The Source: G. F. Alexan, "Wer
bedroht wen?", USA in Wort und Bild, #15/1951, pp. 3-6. (This is
written after the Berlin air lift and after the USSR develops atomic weapons –
you are just trying to get a feel for the Soviet perspective from it)
by G. F. Alexan
The
Soviet government has revealed clearly what was going on: a dishonest policy of
bluffing, threats, blackmail and the use of the raw power of U.S. imperialism.
The Soviet note mentioned the most
important
actions of the aggressive U.S. policy, the remilitarization of Germany and
Japan, and particularly criticized "the establishment of numerous American
bases around the Soviet Union."
The
American warmongers by the way hardly conceal their criminal encirclement
policies. There are bases for the newest American bombers in Greenland and
Iceland, Canada and New Zealand, the West Indies, the Bahamas and Jamaica.
Churchill is a sworn enemy of the Soviet Union and one of the main warmongers.
His speech to the English House of Commons on 19 April 1951 showed how far
along the aggressive plans of Anglo-American imperialism have come:
"The
powerful fleet of American aircraft carriers in the Mediterranean along with
bases in France, England and Greece make it possible to make concentrated
atomic attacks on the critical areas of the Soviet Union, particularly the oil
fields in Baku."
Naturally,
the network of American war bases in Western Europe is particularly dense. The
"Daily Mirror," published by the rabidly anti-Soviet Hearst, wrote on
18 May 1950:
American
atom bombs can strike a devastating blow to the heart of the Soviet Union from
bases in Western Europe and the Middle East.
West
Germany has a central role in this conspiracy against peace. Its territory is
used as a gathering area for troops, and its youth is to be used as cannon
fodder, as Adenauer's secret negotiations with the three Allied high
commissioners prove. This is also proven by the numerous reports in the West
German press about areas and villages whose inhabitants are being driven away
and whose fields are being transformed into huge air bases and military
training grounds. Similar reports come from the French and Italian press and
from those in all other Marshallized nations. The cynical openness with which
the Wall Street Imperialists are conducting their anti-Soviet policies is shown
by an article provocatively titled "The Ring Around the Soviet Union
Closes." It was published on 23 July 1951 in "Time," a weekly
controlled by the Morgan banking house: "The Armaments Committee has
approved the sum of more than a billion dollars for building new secret bases,
mostly within striking range of the Soviet Union."
The
U.S. General Staff is also using the most brutal means to establish bases in
the Far East. "We control the entire enormous expanse of the Pacific Ocean
from the Aleutians to the Marianna Islands. From these chains of islands, we
control all the Asian harbors," MacArthur told Congress. That sounds a bit
excessive from the mouth of a general chased out by the heroic Korean people's
army, despite the technical superiority of his troops. Still, such boasting is
characteristic also for his supreme commander. Truman, who a Congressman
recently called a mixture of bluff, incompetence and hysteria, is putting more emphasis
than ever on his "base strategy." Like his "total atomic
diplomacy," this too will prove a big illusion. In the September issue of
the leading technical journal "American Engineer," the well-known
military writer Major de Seversky gives a devastating criticism of his policy:
It
is really not a strategy at all. Truman takes on everything that occurs to him.

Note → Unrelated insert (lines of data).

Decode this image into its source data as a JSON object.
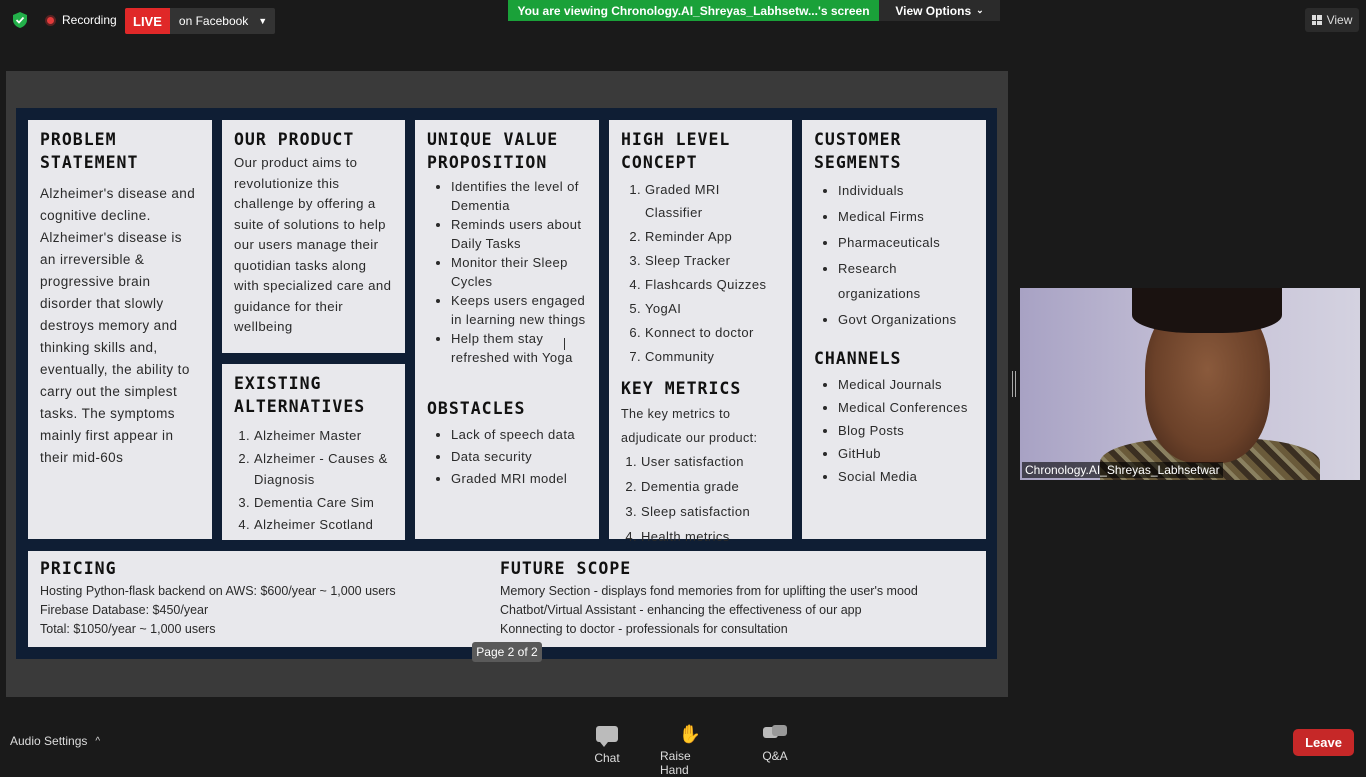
{
  "topbar": {
    "recording_label": "Recording",
    "live_badge": "LIVE",
    "live_target": "on Facebook",
    "viewing_banner": "You are viewing Chronology.AI_Shreyas_Labhsetw...'s screen",
    "view_options": "View Options",
    "view_button": "View"
  },
  "slide": {
    "problem": {
      "title": "PROBLEM STATEMENT",
      "text": "Alzheimer's disease and cognitive decline. Alzheimer's  disease is an irreversible  & progressive brain disorder that slowly destroys memory and thinking skills and, eventually, the ability to carry out the simplest tasks. The symptoms mainly first appear in their mid-60s"
    },
    "product": {
      "title": "OUR PRODUCT",
      "text": "Our product aims to revolutionize this challenge  by offering a suite of solutions  to help our users manage their quotidian tasks along with specialized care and guidance for their wellbeing"
    },
    "existing": {
      "title": "EXISTING ALTERNATIVES",
      "items": [
        "Alzheimer Master",
        "Alzheimer - Causes & Diagnosis",
        "Dementia Care Sim",
        "Alzheimer Scotland"
      ]
    },
    "uvp": {
      "title": "UNIQUE VALUE PROPOSITION",
      "items": [
        "Identifies the level of Dementia",
        "Reminds users about Daily Tasks",
        "Monitor their Sleep Cycles",
        "Keeps users engaged in learning new things",
        "Help them stay refreshed with Yoga"
      ]
    },
    "obstacles": {
      "title": "OBSTACLES",
      "items": [
        "Lack of speech data",
        "Data security",
        "Graded MRI model"
      ]
    },
    "hlc": {
      "title": "HIGH LEVEL CONCEPT",
      "items": [
        "Graded MRI Classifier",
        "Reminder App",
        "Sleep Tracker",
        "Flashcards Quizzes",
        "YogAI",
        "Konnect to doctor",
        "Community"
      ]
    },
    "metrics": {
      "title": "KEY METRICS",
      "intro": "The key metrics to adjudicate our product:",
      "items": [
        "User satisfaction",
        "Dementia grade",
        "Sleep satisfaction",
        "Health metrics"
      ]
    },
    "customers": {
      "title": "CUSTOMER SEGMENTS",
      "items": [
        "Individuals",
        "Medical Firms",
        "Pharmaceuticals",
        "Research organizations",
        "Govt Organizations"
      ]
    },
    "channels": {
      "title": "CHANNELS",
      "items": [
        "Medical Journals",
        "Medical Conferences",
        "Blog Posts",
        "GitHub",
        "Social Media"
      ]
    },
    "pricing": {
      "title": "PRICING",
      "lines": [
        "Hosting Python-flask backend on AWS: $600/year ~ 1,000 users",
        "Firebase Database: $450/year",
        "Total: $1050/year ~ 1,000 users"
      ]
    },
    "future": {
      "title": "FUTURE SCOPE",
      "lines": [
        "Memory Section - displays fond memories from for uplifting the user's mood",
        "Chatbot/Virtual Assistant - enhancing the effectiveness of our app",
        "Konnecting to doctor - professionals for consultation"
      ]
    }
  },
  "page_indicator": "Page 2 of 2",
  "video": {
    "participant_name": "Chronology.AI_Shreyas_Labhsetwar"
  },
  "bottombar": {
    "audio_settings": "Audio Settings",
    "chat": "Chat",
    "raise_hand": "Raise Hand",
    "qa": "Q&A",
    "leave": "Leave"
  },
  "colors": {
    "live": "#e02828",
    "viewing_banner": "#1aa139",
    "leave": "#c62828",
    "slide_background": "#0f1e34"
  },
  "icons": {
    "security": "shield-check-icon",
    "recording": "record-dot-icon",
    "chat": "chat-bubble-icon",
    "raise_hand": "hand-icon",
    "qa": "qa-bubbles-icon",
    "view": "grid-icon"
  }
}
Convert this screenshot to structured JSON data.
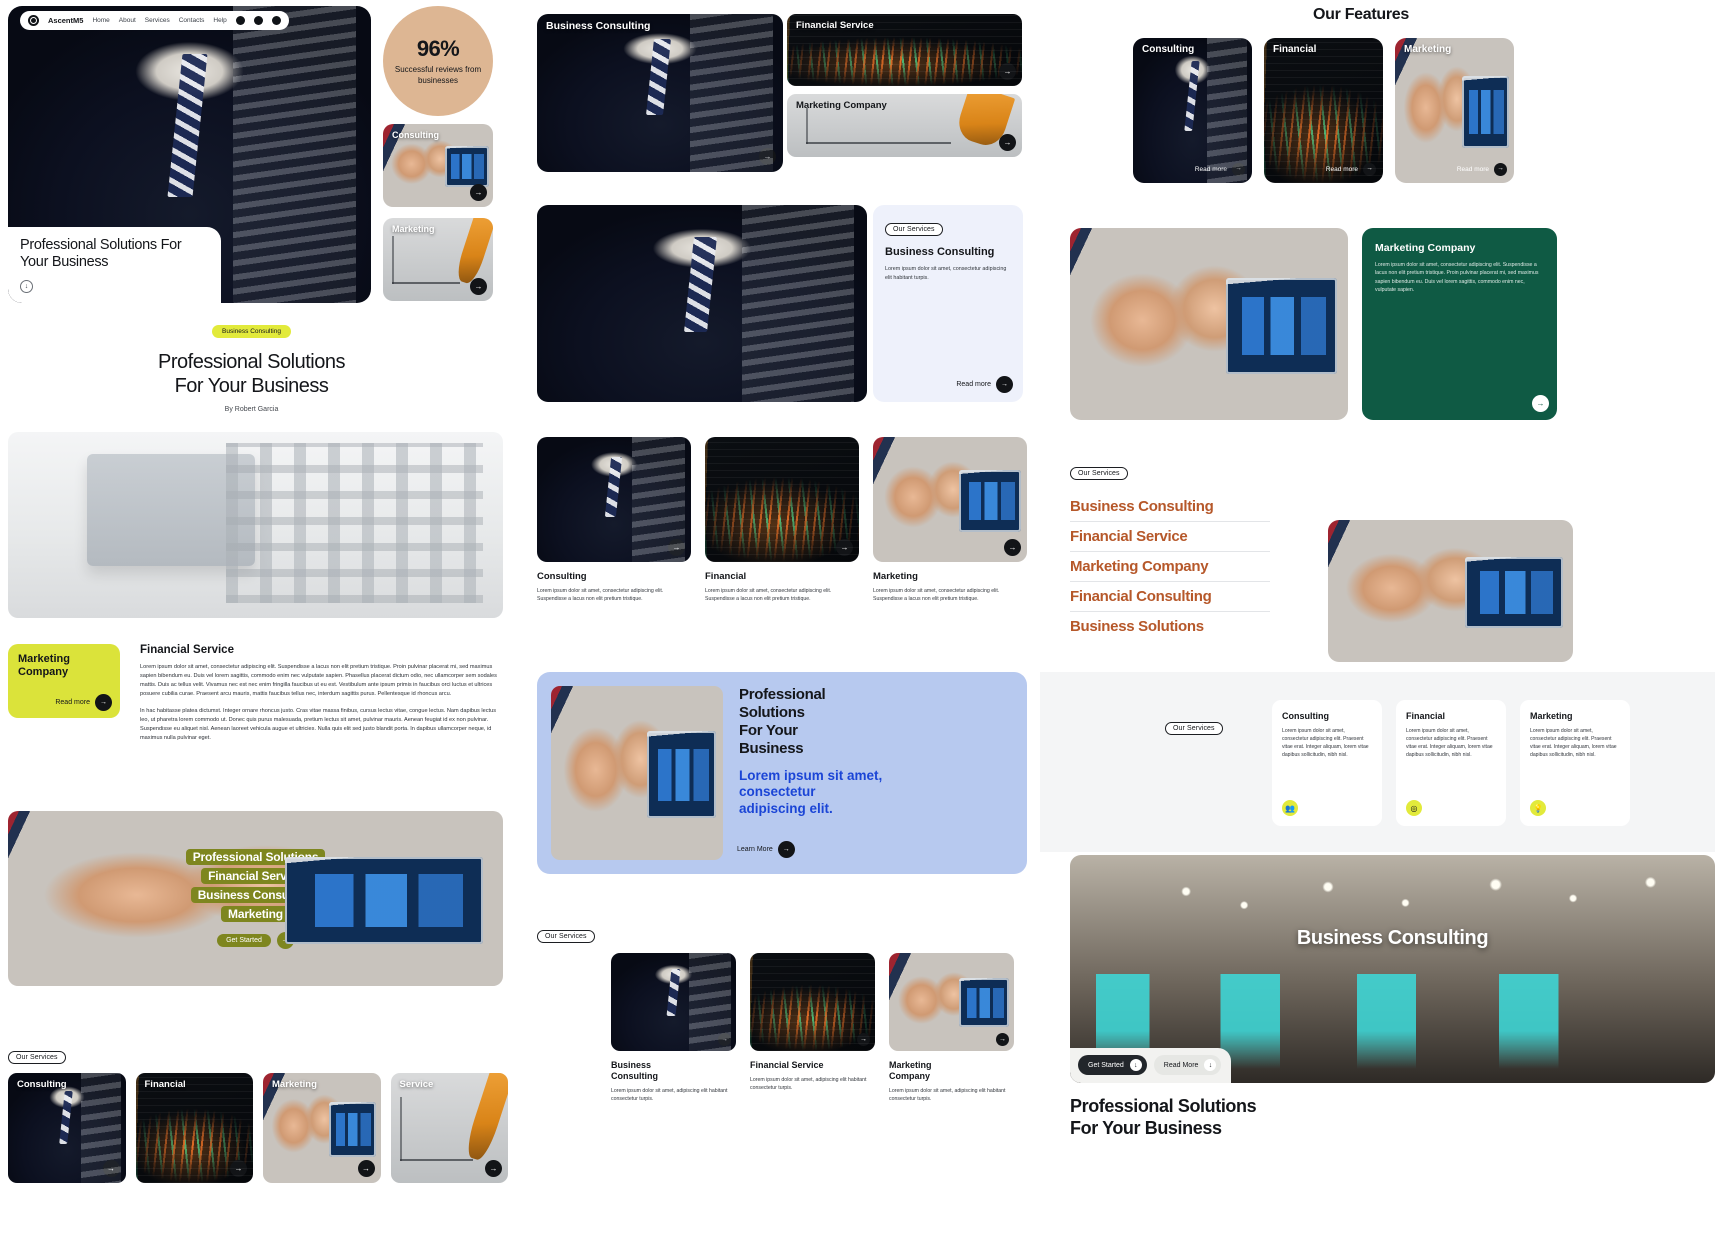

He has the typical megalomania: the biggest army, the biggest fleet, the
biggest air force, and so on. Truman's policy is that of a junk dealer. American
foreign policy is characterized by a colossal dilettantism that will fail
miserably.
There
is no doubt that should the big-mouthed gunfighters and air pirates carry out
their suicidal threats of aggression against the Soviet Union, they will meet the
same fate as Hitler and his generals.